An Egyptian in Space
Omar Samra is reaching for the moon. He was the first Egyptian to ascend to the summit of Mount Everest. He was also the first of his countrymen to climb the highest peaks on the other six continents. Soon, he plans to go even higher. In 2015, Samra is set to become the first Egyptian in space.
Omar Samra is reaching for the moon. He was the first Egyptian to ascend to the summit of Mount Everest. He was also the first of his countrymen to climb the highest peaks on the other six continents. Soon, he plans to go even higher. In 2015, Samra is set to become the first Egyptian in space.
Last December, Samra spent a week at the Kennedy Space Center in Cape Canaveral competing for the chance to experience a space flight. It was a contest sponsored by the AXE personal care product company, and Samra was among twenty-three who made the grade out of a final international field of more than one hundred. The contestants were put through an astronaut training program that included a range of challenges: a military assault course, fighter jet maneuvers, a zero gravity flight, and exams on physics and space knowledge. The selection committee was chaired by Buzz Aldrin, the second man, after Apollo 11 crewmate Neil Armstrong, to walk on the surface of the moon. Samra says that what excites him most is the enigma of space and limitless possibilities of it.
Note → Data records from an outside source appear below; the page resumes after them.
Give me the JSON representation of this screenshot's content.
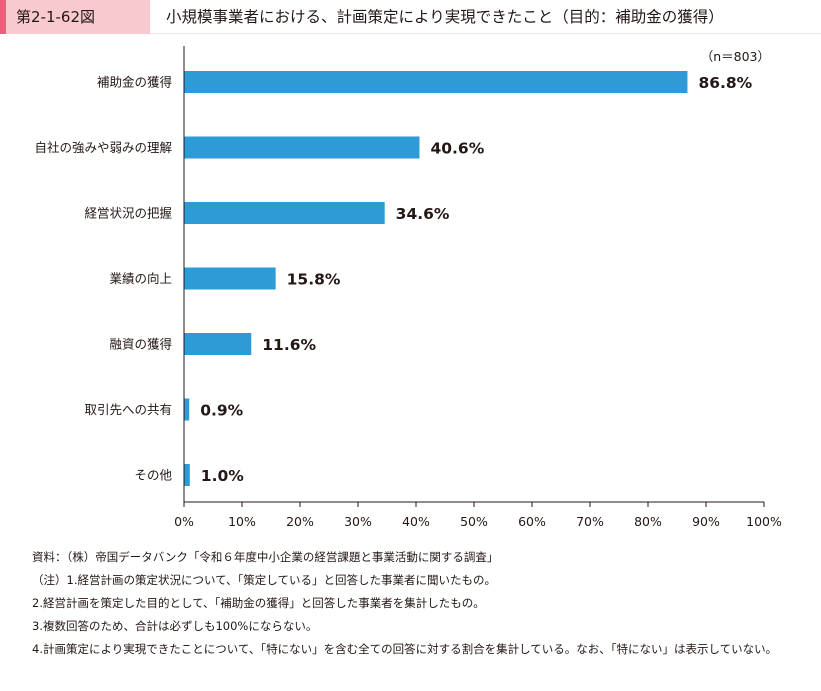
{
  "figure": {
    "label": "第2-1-62図",
    "title": "小規模事業者における、計画策定により実現できたこと（目的：補助金の獲得）"
  },
  "chart_data": {
    "type": "bar",
    "orientation": "horizontal",
    "sample_note": "（n＝803）",
    "categories": [
      "補助金の獲得",
      "自社の強みや弱みの理解",
      "経営状況の把握",
      "業績の向上",
      "融資の獲得",
      "取引先への共有",
      "その他"
    ],
    "values": [
      86.8,
      40.6,
      34.6,
      15.8,
      11.6,
      0.9,
      1.0
    ],
    "value_labels": [
      "86.8%",
      "40.6%",
      "34.6%",
      "15.8%",
      "11.6%",
      "0.9%",
      "1.0%"
    ],
    "x_ticks": [
      0,
      10,
      20,
      30,
      40,
      50,
      60,
      70,
      80,
      90,
      100
    ],
    "x_tick_labels": [
      "0%",
      "10%",
      "20%",
      "30%",
      "40%",
      "50%",
      "60%",
      "70%",
      "80%",
      "90%",
      "100%"
    ],
    "xlim": [
      0,
      100
    ],
    "grid": false,
    "bar_color": "#2e9ad6"
  },
  "notes": {
    "source": "資料：（株）帝国データバンク「令和６年度中小企業の経営課題と事業活動に関する調査」",
    "note1": "（注）1.経営計画の策定状況について、「策定している」と回答した事業者に聞いたもの。",
    "note2": "2.経営計画を策定した目的として、「補助金の獲得」と回答した事業者を集計したもの。",
    "note3": "3.複数回答のため、合計は必ずしも100%にならない。",
    "note4": "4.計画策定により実現できたことについて、「特にない」を含む全ての回答に対する割合を集計している。なお、「特にない」は表示していない。"
  }
}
For Samra, 35, space travel was a childhood dream, if not a very likely one to fulfill given that he suffers from asthma. Another obstacle was Egypt’s lack of a space program. After graduating from the American University in Cairo in 2002, with a degree in economics, he worked in mergers and acquisitions for HSBC bank. One day a friend convinced him to go on a bicycle trek across Spain; it proved an adventure that would lead to many more, including a journey in 2009 to the mountains of West Papua in Indonesia where he had an epiphany. “That experience was a culmination of the sense of clarity I always get when I’m in the mountains—when the pressures of society and daily life and what you ‘ought’ to be doing just pale into insignificance,” he explains. “All that’s left is what your passion is and what you want to do with your heart.”
A week after returning home, Samra resigned from his corporate job and started his own adventure travel company, Wild Guanabana, named after a fruit in Costa Rica. The move was typical of Samra’s appetite for impossible challenges: the global economy had just sunk into a recession, and Egypt and the rest of the Middle East was about to be engulfed in the tumult of the Arab Spring. Yet Wild Guanabana has proved a success. With the company’s emphasis on engaging local cultures, and promoting voluntourism, with trips to destinations such as rural villages in Thailand and animal sanctuaries in Cambodia, Samra bucks the notion that Arabs are only interested in luxury travel.
When he embarks on his own trip of a lifetime next year, Samra will board a two-seater Lynx spacecraft and jet sixty-two miles into space at three times the speed of sound. After gliding in outer space for five minutes and experiencing weightlessness, the Lynx will complete a parabolic flight then land on a standard runway either in California’s Mojave Desert or on the Caribbean island of Curacao. Developer XCOR Aerospace hopes the Lynx will pioneer commercial space travel; tickets for space tourists are going for $95,000 a seat. “An adventure is doing something new, something that is slightly out of your comfort zone,” Samra says. Nicely put, by the man who turned a bicycle ride in the countryside into a journey toward the moon.